Lodged in the temporal and stylistic continuity that extends from ancient Egypt, through medieval polychrome wood statuary to Renaissance portraiture, Stephan Balkenhol’s much sought-after figures are archetypes, aimed directly at the onlooker, summoning up ideas about what it is to be human, instead of forcing them into a private mythology or idiosyncratic preference of the artist. In the 1990s Balkenhol added animals and hybrids, and more recently architecture to his artistic vocabulary. His practice also comprises drawings and photographs.

 

The consistent simplicity of Balkenhol’s sculptures, each fashioned by his own hand, without the aid of assistants and with minimal use of machines, make them all the more relevant in a fragmented and mediatised modern environment. In the mid-1980s, Balkenhol began taking on commissions for outdoor works. He installed two of his sculptures on London’s River Thames by placing one on a buoy and another near Blackfriars Bridge. There are installations at the entrance of the Hamburg Zoo; at the Städelsches Kunstinstitut in Frankfurt, in Kassel and Leipzig, Germany, at the Forum romanum in Rome, Italy and in Chicago and San Francisco, USA. In May 2018, a fountain made by Stephan Balkenhol has been unveiled as part of the project 11 fountains, in Sneek, Friesland, The Netherlands.

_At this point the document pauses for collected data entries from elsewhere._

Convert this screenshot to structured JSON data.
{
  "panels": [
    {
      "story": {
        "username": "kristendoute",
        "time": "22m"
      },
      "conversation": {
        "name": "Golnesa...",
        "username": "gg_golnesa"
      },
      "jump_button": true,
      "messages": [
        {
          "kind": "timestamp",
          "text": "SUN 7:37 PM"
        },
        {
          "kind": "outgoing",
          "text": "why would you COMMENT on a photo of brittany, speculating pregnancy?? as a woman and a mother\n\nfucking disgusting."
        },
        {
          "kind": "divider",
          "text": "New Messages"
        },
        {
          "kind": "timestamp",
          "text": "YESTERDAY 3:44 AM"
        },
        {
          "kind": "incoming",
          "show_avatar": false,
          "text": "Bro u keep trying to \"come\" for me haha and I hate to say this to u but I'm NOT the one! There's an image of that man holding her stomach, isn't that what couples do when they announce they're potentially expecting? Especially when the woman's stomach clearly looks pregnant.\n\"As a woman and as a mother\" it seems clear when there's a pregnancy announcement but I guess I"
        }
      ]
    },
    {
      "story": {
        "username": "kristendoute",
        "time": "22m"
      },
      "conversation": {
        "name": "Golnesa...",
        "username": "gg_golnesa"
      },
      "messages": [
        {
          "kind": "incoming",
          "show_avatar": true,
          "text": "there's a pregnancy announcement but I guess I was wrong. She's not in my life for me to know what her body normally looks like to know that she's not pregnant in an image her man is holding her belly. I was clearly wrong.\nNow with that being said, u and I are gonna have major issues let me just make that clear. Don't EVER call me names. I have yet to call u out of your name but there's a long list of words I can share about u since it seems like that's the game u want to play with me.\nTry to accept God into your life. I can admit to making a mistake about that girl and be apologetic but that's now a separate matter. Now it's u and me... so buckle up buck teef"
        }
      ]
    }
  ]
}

Stephan Balkenhol (1957, Fritzlar, Germany) attended the Hochschule für Bildende Künste in Hamburg from 1976 – 82, with tutors including Ulrich Rückriem, Nam June Paik and Sigmar Polke. He has exhibited widely in galleries and museums around the globe, e.g. major solo exhibitions at Lehmbruck Museum, Duisburg, DE (2020) Museum Jorn, Silkeborg, DK (2020), Centro de Arte Contemporáneo, Malaga, ES (2018), the Moscow Museum of Modern Art, RU (2016), Austrian Landesgalerie Lin, AT (2014-2015), Kunstmuseum Ravensburg, DE (2014), Musée de Grenoble, FR (2010-2011), Deichtorhallen Hamburg, DE (2008-2009), Staatliche Kunsthalle Baden/Baden, DE (2006), the National Museum of Art, Osaka/Tokyo, JP (2005), Sprengel Museum, Hannover, DE (2003), Fries Museum Leeuwarden, NL (2001), Von der Heydt-Museum, Wuppertal, DE (1998), and the Hirshhorn Museum and Sculpture Garden, Washington D.C., US (1995). He has made a number of sculptures for the public space throughout Europe; e.g. Germany, Italy, France and the Netherlands and in the USA. Balkenhol was awarded the French Order of Arts and Letters (2014). His works are in many museum collections, including the Hirschhorn Museum and Sculpture Garden in Washington, The Museum of Modern Art (MoMA) in New York, the Tate Gallery in London, the Museum für Moderne Kunst in Frankfurt, the National Gallery in Berlin and The Museum of Art in The Hague.

 

Stephan Balkenhol’s fountain of Fortuna, part of the project ’11 fountains’ in the context of Leeuwarden as Cultural Capital 2018, has been unveiled on May 18, 2018 in Sneek, Friesland, The Netherlands.